3 questions au Dr Fabrice Denis, oncologue à la Clinique Victor Hugo au Mans

Dr Fabrice Denis, oncologue à la Clinique Victor Hugo au Mans, titulaire du Trophée de la FHP 2014, dans la catégorie Publication médicale pour son application pour détecter les rechutes de cancer du poumon.

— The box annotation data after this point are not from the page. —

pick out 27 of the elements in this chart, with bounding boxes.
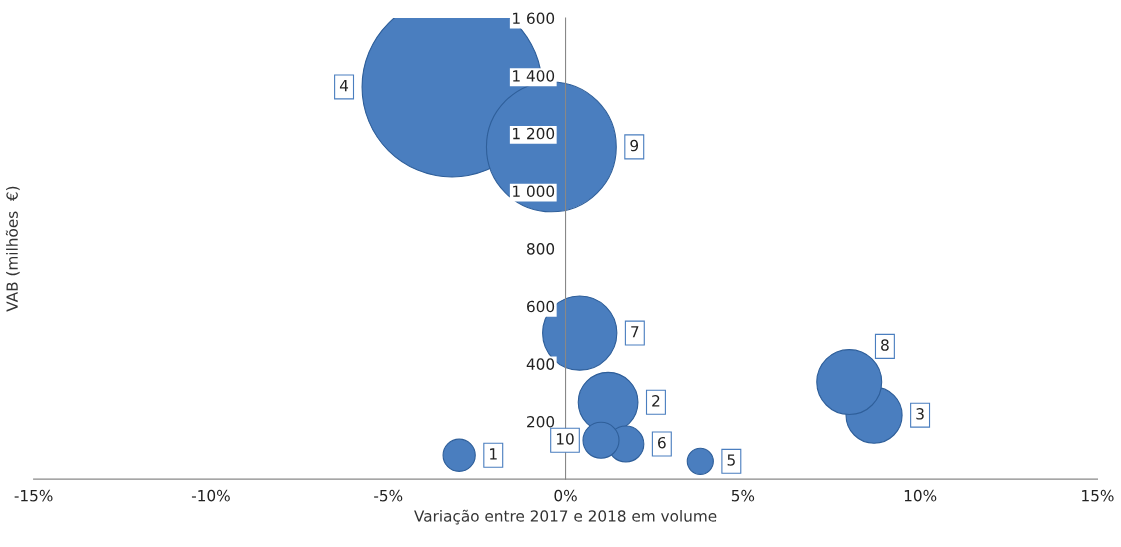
annotation: 7 [631,326,639,338]
x-tick-label: 0% [554,489,577,502]
annotation: 2 [652,395,660,407]
annotation: 1 [490,448,497,460]
annotation: 10 [556,433,574,445]
annotation: 4 [339,80,349,92]
y-tick-label: 200 [527,416,555,428]
x-tick-label: 15% [1082,489,1114,502]
y-tick-label: 1 000 [513,185,555,197]
y-tick-label: 400 [526,358,555,370]
y-axis-title: VAB (milhões €) [5,186,20,312]
x-axis-title: Variação entre 2017 e 2018 em volume [414,509,717,525]
annotation: 5 [727,454,735,466]
x-tick-label: 5% [731,489,755,502]
y-tick-label: 800 [527,243,555,255]
y-tick-label: 1 400 [513,70,555,82]
x-tick-label: -10% [191,489,230,502]
x-tick-label: -5% [374,489,403,502]
annotation: 9 [630,139,639,152]
y-tick-label: 600 [527,300,555,313]
annotation: 3 [916,408,924,420]
x-tick-label: -15% [14,489,53,502]
annotation: 6 [658,436,666,449]
y-tick-label: 1 600 [513,12,555,25]
x-tick-label: 10% [904,489,937,502]
y-tick-label: 1 200 [513,127,555,140]
annotation: 8 [881,339,889,351]
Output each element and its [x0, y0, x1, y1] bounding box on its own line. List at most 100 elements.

Vous avez développé une application web pour détecter les rechutes de cancer du poumon. Comment fonctionne-t-elle ?
Les patients de la clinique peuvent l’utiliser sur tout type de support : smartphone, PC, mac, tablette. Chaque semaine, ils rentrent dix symptômes qui permettent de détecter au plus tôt l’apparition d’une rechute : variation de poids, apparition de nodules, fatigue, perte d’appétit, essoufflement, sang dans les crachats, etc. En analysant ces données dictées par l’expérience clinique et un puissant algorithme mathématique, l’application permet de détecter une rechute. Les patients sont ainsi convoqués à la clinique seulement lorsqu’ils ont une rechute, et ils s’y présentent plus tôt, dès l´apparition des premiers symptômes. Notre objectif est d’améliorer la survie des patients. Des anciens praticiens ont salué cette application, car c’est en quelque sorte le retour de la clinique (autour du symptôme), après une phase où l’imagerie seule était reine. Au bout d’un an, les résultats sont extrêmement prometteurs. La totalité des patients interrogés étaient extrêmement satisfaits. Deux tiers d’entre eux ont déclaré n’avoir plus peur, grâce à cette application, quand ils viennent passer leur examen de suivi. Ils deviennent acteurs de leur propre santé. En cas de déprime ou d´angoisse, l’application vient pondérer d´elle-même les résultats des patients, et prend en compte leur état émotionnel. Lorsqu’il n’y avait pas d’alerte, les examens complémentaires étaient normaux sur la population étudiée dans notre article duJournal of Supportive Care in Cancer 2014. Et inversement, jusqu’ici, chaque fois qu’une alerte a été lancée, elle correspondait bien à une rechute.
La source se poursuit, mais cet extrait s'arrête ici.